Era il 1962 quando i ravioli al vapore e gli involtini primavera entrarono a far parte delle abitudini gastronomiche milanesi. Il primo ristorante cinese fu aperto in via Fabio Filzi, vicino alla stazione Centrale. Cinquantasette anni dopo, a Milano, si contano circa 30mila residenti cinesi, una comunità in continua crescita, il cui fulcro rimane via Paolo Sarpi, luogo d’incontro per eccellenza della popolazione cinese, ma ormai, è il caso di dirlo, anche italiana.
È proprio lì, infatti, che all’inizio degli anni Sessanta cominciano a prendere vita famiglie miste, nate da matrimoni tra i primi commercianti cinesi, arrivati all’inizio degli anni trenta dalla Cina orientale con valigie piene di chincaglierie da vendere e da ragazze milanesi di origini umili ma di vedute abbastanza ampie da superare le convenzioni e sposare uno straniero dagli occhi a mandorla.
Matteo Demonte, autore di Chinamen insieme a Ciaj Rocchi, e nipote e figlio di una di queste famiglie miste, decide di raccontare la storia del nonno, che diventa così il protagonista avventuriero della sua graphic novel.
“Operoso, coraggioso, buono”, è così che l’autore descrive Wu Li Shan, il capostipite della famiglia.

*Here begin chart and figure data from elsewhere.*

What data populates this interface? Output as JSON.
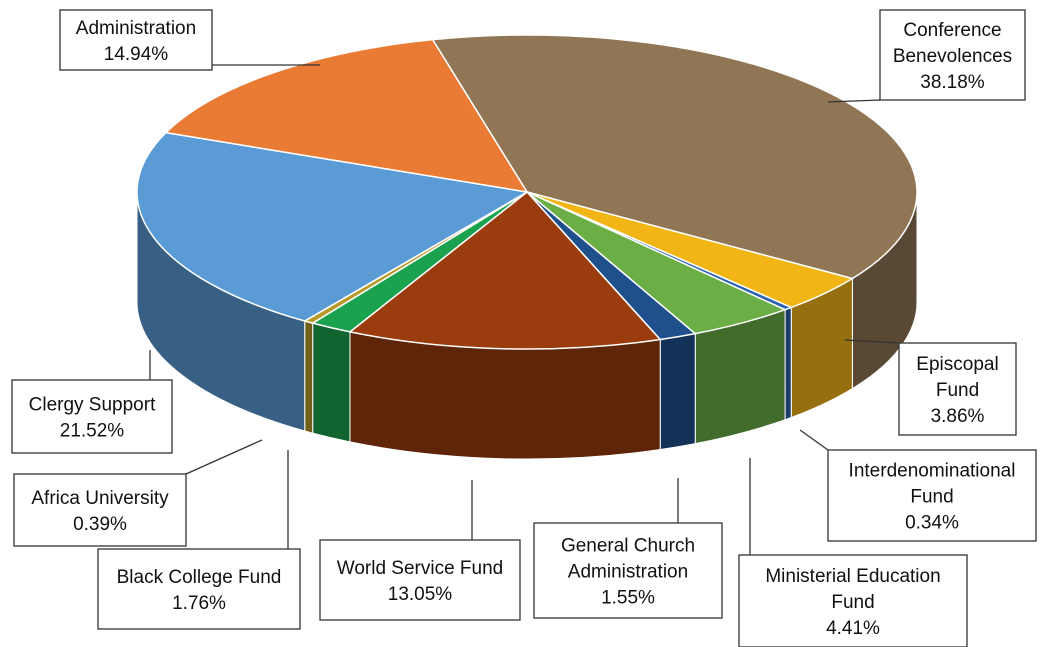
{
  "chart_data": {
    "type": "pie",
    "style": "3d",
    "title": "",
    "slices": [
      {
        "name": "Conference Benevolences",
        "label_lines": [
          "Conference",
          "Benevolences",
          "38.18%"
        ],
        "value": 38.18,
        "color": "#907654"
      },
      {
        "name": "Episcopal Fund",
        "label_lines": [
          "Episcopal",
          "Fund",
          "3.86%"
        ],
        "value": 3.86,
        "color": "#f2b516"
      },
      {
        "name": "Interdenominational Fund",
        "label_lines": [
          "Interdenominational",
          "Fund",
          "0.34%"
        ],
        "value": 0.34,
        "color": "#2a62ad"
      },
      {
        "name": "Ministerial Education Fund",
        "label_lines": [
          "Ministerial Education",
          "Fund",
          "4.41%"
        ],
        "value": 4.41,
        "color": "#6aae45"
      },
      {
        "name": "General Church Administration",
        "label_lines": [
          "General Church",
          "Administration",
          "1.55%"
        ],
        "value": 1.55,
        "color": "#20508c"
      },
      {
        "name": "World Service Fund",
        "label_lines": [
          "World Service Fund",
          "13.05%"
        ],
        "value": 13.05,
        "color": "#9a3c0e"
      },
      {
        "name": "Black College Fund",
        "label_lines": [
          "Black College Fund",
          "1.76%"
        ],
        "value": 1.76,
        "color": "#1aa24e"
      },
      {
        "name": "Africa University",
        "label_lines": [
          "Africa University",
          "0.39%"
        ],
        "value": 0.39,
        "color": "#b79a2a"
      },
      {
        "name": "Clergy Support",
        "label_lines": [
          "Clergy Support",
          "21.52%"
        ],
        "value": 21.52,
        "color": "#5b9bd5"
      },
      {
        "name": "Administration",
        "label_lines": [
          "Administration",
          "14.94%"
        ],
        "value": 14.94,
        "color": "#ea7b34"
      }
    ]
  }
}
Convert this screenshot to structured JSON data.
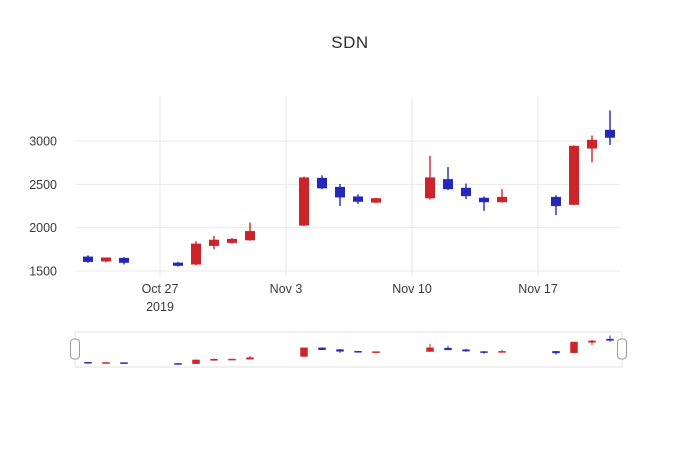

Un giovane venditore ambulante che da uno sperduto villaggio di montagna della Cina orientale arriva a Milano nel 1931, dove sono appena terminati i lavori per la costruzione della nuova Stazione Centrale e le vie sono piene di gente. Wu non conosce l'italiano e ha a malapena una stanza dove stare, ma quella città gli piace: adora il rumore dei passi cadenzati sui marciapiedi, le carrozze sulle strade, le chiacchiere delle belle signore che tengono i figli per mano.
Prima che a Milano Wu ha vissuto in altre grandi città, Parigi e Amsterdam, eppure comprende che è l'Italia il luogo che il destino ha scelto per lui e per il futuro della sua famiglia. Da venditore ambulante a titolare d'azienda, dal matrimonio con la sarta italiana Giulia, alla Rivoluzione Maoista che lo allontanerà per sempre dal paese natale, pagina dopo pagina la vita e le imprese di Wu rinascono nella memoria più intima del nipote per diventare finalmente una storia universale.
Quel che in Primavere e autunni, edito nel 2015 e scritto a quattro mani dagli stessi autori, era l’indagine di un fenomeno storico, in Chinamen, invece, si espande e diventa un romanzo corale a fumetti, una storia di decenni di generazioni e della nascita e dello sviluppo di una comunità che, da pochi venditori ambulanti di perle, diventa una realtà radicata, prospera e fiorente.
Un vero e proprio caso editoriale, quello di Matteo Demonte e Ciaj Rocchi, che con la loro Chinamen, sono stati in grado di farsi conoscere e pubblicare anche nella Repubblica Popolare. Un’impresa non da poco, considerando che nemmeno Tex Willer è stato tradotto in mandarino.
«Dal punto di vista sociologico questa storia è inedita anche in Cina. Fino a poco tempo fa i migranti erano considerati alla stregua di traditori, ora invece vengono rivalutati e inseriti all’interno dell’epica nazionale come eroi del lavoro, dal profondo spirito di abnegazione, capaci di sopportare mille difficoltà», spiega l’autore.
È lo stesso Demonte a rivelare alcuni dei problemi nel passaggio dall’edizione italiana a quella cinese: «Abbiamo eliminato su indicazione dell’editore alcune pagine, ad esempio alcuni riferimenti storici sulla rivoluzione culturale e alcune immagini di Mao non reputate ufficiali dal partito, si tratta comunque di una perdita non essenziale perché le pagine di storia cinese erano state pensate soprattutto per il pubblico italiano». Tra le pagine dell’opera troviamo un dietro le quinte della storia illustrata, un esempio di buona integrazione che rende perfettamente l’idea del radicamento dei cinesi nel capoluogo lombardo, dove ormai sono presenti da un secolo.